When the exchange rate is pegged to the US dollar, it's different. Back in the 1960s, Britain has a fixed-value currency. Prime minister Harold Wilson devalued the pound by 15 per cent. There was a political earthquake. He was booted out at the next election.
In the last couple of years, David Cameron has allowed sterling to drift down by much more than this. Few people raise even an eyebrow.
For almost a generation, the TT$ has in theory floated–but it has in practice been pegged at just over six to the US$. Central Bank currency management has efficiently smoothed out the out week-to-week variations in currency flow. Foreign exchange reserves trended steadily upwards.
Is that policy sustainable with oil prices down by more than two-thirds since mid-2014? It's not just oil prices. As we heard at the Energy Chamber conference, the bad news extends to methanol, ammonia and LNG. Optimists talk of a turnaround in a couple of years, others are looking at the 2020s.

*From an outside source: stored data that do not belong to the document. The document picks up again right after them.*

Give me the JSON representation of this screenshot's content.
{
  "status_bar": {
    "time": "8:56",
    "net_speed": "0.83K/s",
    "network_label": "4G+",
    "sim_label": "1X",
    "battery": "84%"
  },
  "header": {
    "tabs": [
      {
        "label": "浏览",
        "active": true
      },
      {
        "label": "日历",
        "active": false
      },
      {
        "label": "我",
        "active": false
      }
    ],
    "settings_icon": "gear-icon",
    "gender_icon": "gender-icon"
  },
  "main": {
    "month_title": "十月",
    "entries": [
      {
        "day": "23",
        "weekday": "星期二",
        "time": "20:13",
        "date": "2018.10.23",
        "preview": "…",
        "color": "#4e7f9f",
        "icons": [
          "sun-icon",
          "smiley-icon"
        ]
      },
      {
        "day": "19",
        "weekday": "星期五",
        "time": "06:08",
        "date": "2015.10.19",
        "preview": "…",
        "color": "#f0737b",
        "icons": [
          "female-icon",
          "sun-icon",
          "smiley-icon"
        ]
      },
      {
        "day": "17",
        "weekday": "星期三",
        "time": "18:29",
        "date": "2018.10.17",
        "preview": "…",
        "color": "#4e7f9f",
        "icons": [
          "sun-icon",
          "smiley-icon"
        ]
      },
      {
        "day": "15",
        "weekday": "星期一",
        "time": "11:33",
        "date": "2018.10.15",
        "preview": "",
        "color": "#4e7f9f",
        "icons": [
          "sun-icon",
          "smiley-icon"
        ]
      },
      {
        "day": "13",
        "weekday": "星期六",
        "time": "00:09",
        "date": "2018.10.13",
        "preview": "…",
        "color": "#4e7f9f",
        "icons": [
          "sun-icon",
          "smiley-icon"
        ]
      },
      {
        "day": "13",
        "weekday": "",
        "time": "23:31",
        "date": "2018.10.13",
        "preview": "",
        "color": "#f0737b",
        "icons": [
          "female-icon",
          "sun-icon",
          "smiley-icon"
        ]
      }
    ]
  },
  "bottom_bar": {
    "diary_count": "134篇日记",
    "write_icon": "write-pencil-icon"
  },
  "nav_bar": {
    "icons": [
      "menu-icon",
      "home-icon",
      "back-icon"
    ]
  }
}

In pure theory, market forces should be trending the TT$ downwards. They have not been allowed to. There has been only a marginal shift in exchange rates.
Moving from a currency peg is not easy. A sudden drop in the TT$ would be big news, and big trouble. The price of US imports would jump. Fear of further depreciation could lead to capital flight and other nasties.
In principle, the downward shift in other currencies should soften the blow. A TT$ depreciation of 15 per cent would leave purchases from Europe, Canada, Japan and South America slightly cheaper in local currency terms than they were in mid-2014.
But it's not that easy. Catch number one: most manufactured imports are Chinese. The yuan has depreciated too, but by less than other non-US currencies.
Catch number two: importers are used to buying from Miami, and pricing in US dollars. Would they shift to new sources? Would they pass the savings on to consumers? I don't know enough about logistics and purchasing to judge.
Devaluation is a tough call. Suriname, like T&T, has been under pressure from falling commodity prices. The tax take from oil and gold plunged last year, and the bauxite industry shut down altogether.
Suriname devalued its currency by 16 per cent in November, moving the rate to four Suriname dollars for US$1. Since then, their experience has not been encouraging.
Inflation bumped up immediately. Worse, the currency continued to slide on the parallel market. The under-the-counter rate for US$ was up to SRD5.50 a couple of weeks ago.
Then something odd happened. The head of the private-sector cambio owners' association popped up at the head table of a finance ministry press conference.
Next, the cambios supplied a small state-owned bank, Postspaarbank, with a flood of US$ of uncertain origin, which it offered for sale at SRD5.15. Asked where all this currency came from, Suriname's president, Desi Bouterse, said he had no idea. Commentators asked whether money laundering source-of-funds controls had been relaxed.
The influential Suriname Association of Trade and Industry is unhappy. The main commercial banks last week blocked large transfers to or from the Postspaarbank. "War breaks out," headlined Suriname's leading daily De Ware Tijd on Thursday.
Suriname meanwhile has asked the IMF, World Bank, Caribbean Development Bank and Inter-American Development Bank for longer-term help.
Britain's David Cameron should count himself lucky.